Il popolo elfico rappresenta il logos che da il nome alle cose e che conosce i misteri della creazione, possiede un legame profondo con la natura che lo circonda, gli uomini, invece, sono depositari del segreto della mortalità e unici destinatari, nella Terra di Mezzo, di un aldilà sconosciuto.

D’altronde lo stesso Tolkien ha più volte chiarito che elfi e uomini sono due aspetti diversi della razza umana. Se i due popoli sono  costituiti del medesimo amalgama, ciascuno si differenzia  per i suoi punti forti e le proprie debolezze. È ovvio che per Tolkien gli elfi raffigurino l’amore per l’arte, per tutto ciò che è bello esteticamente, e grazie a queste creature che la natura umana si eleva. Sono profondi osservatori del mondo fisico, tentano di osservarlo e di comprenderlo al fine di preservare non solo la propria incolumità, ma anche quella degli altri esseri con cui convivono pacificamente. In tal senso si distanziano dagli uomini o almeno da una parte di essi, gretti, meschini , fallaci,  che si avvicinano al mondo solo per acquisire potere da esso e usarlo malvagiamente.
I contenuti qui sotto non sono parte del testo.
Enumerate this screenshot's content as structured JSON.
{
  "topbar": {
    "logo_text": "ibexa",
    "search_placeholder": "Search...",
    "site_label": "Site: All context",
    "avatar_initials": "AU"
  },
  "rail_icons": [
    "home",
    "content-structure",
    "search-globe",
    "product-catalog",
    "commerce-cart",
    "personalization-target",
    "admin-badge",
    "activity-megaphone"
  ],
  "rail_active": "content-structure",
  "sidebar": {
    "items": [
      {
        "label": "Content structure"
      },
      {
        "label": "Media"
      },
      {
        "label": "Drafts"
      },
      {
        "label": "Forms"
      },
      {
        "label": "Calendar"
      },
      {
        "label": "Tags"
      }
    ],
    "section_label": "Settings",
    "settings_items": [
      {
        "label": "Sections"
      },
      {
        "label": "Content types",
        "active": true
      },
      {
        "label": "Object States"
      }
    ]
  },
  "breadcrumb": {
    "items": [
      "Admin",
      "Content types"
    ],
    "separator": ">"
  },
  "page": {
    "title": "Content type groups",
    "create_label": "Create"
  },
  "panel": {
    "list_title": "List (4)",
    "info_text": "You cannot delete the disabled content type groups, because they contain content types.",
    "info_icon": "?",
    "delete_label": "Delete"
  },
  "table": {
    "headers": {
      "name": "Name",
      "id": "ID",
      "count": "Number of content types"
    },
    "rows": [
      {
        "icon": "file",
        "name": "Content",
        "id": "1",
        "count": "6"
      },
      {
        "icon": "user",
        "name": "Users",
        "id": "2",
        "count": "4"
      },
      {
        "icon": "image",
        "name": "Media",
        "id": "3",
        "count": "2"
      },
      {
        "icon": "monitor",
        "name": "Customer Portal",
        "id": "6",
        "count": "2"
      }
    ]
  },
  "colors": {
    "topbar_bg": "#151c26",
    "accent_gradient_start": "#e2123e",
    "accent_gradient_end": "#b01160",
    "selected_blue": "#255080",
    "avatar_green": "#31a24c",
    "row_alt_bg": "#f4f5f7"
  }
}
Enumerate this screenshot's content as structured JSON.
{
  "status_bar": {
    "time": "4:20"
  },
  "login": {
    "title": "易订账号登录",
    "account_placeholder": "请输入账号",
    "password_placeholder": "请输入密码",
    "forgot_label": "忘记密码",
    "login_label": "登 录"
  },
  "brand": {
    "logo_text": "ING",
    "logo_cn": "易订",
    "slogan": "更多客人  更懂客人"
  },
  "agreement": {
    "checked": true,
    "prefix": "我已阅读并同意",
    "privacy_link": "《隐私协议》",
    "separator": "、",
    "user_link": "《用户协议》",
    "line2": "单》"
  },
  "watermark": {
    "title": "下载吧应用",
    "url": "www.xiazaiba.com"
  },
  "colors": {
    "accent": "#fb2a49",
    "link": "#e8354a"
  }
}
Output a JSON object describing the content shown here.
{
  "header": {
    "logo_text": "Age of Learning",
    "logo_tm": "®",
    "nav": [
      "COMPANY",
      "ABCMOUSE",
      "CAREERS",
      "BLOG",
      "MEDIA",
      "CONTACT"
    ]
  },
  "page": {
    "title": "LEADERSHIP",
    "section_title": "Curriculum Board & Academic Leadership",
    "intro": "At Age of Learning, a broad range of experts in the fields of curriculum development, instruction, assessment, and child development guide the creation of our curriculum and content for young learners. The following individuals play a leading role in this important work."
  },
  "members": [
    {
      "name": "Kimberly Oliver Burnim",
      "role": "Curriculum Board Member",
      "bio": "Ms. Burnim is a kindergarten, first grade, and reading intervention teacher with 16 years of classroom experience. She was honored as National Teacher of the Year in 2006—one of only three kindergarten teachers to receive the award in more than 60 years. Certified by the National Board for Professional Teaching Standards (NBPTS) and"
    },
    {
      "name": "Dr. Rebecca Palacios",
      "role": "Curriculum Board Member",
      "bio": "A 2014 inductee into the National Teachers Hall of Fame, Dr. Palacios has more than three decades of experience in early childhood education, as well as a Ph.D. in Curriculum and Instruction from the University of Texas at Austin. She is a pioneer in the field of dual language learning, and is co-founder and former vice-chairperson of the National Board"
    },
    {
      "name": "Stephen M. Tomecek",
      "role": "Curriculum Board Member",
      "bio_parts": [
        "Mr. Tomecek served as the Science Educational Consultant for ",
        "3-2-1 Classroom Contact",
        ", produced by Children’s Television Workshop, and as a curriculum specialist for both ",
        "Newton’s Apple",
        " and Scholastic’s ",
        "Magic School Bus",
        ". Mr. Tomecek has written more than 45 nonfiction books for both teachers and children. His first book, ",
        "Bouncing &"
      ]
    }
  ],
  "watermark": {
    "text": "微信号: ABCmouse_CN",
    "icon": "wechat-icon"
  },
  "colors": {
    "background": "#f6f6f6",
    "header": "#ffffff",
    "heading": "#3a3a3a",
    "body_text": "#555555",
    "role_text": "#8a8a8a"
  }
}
Gli elfi sono immortali, non in eterno, ma all’interno del loro regno finché dura, se uccisi nella loro forma incarnata, continuano a vivere disincarnati, oppure rinascono. Tale immortalità finisce con il diventare un peso, mano a mano che le epoche si avvicendano,  il cambiamento viene recepito da essi in modo traumatico, il popolo elfico vuole vivere in un universo cristallizzato, dove a congelarsi non è solo l’aspetto fisico ma anche le emozioni. Da qui il ritratto nella letteratura Fantasy di esseri algidi e imperturbabili.

Per questo caddero in parte preda degli inganni di Sauron: desideravano il potere sulle cose come stavano, perché il loro desiderio di conservare diventasse realtà: per fermare il cambiamento e mantenere tutte le cose fresche e belle”. (J.R.R. Tolkien, La realtà in trasparenza, lettere 1914-1973. Rusconi 1990.

Gli elfi continuano ad avere un immenso potere evocativo, rimandano alla letteratura cortese e al contempo agli eroi omerici, sono stati gli spettatori dell’alba dei tempi, delle gesta gloriose dei prodi, della nascita dell’uomo, quello stesso uomo che lentamente si è affermato come successore e sovrano del mondo moderno, quello stesso uomo che ha deciso di relegare in un angolo recondito il potere del sogno, quello stesso uomo, ultimo testimone del tramonto del meraviglioso.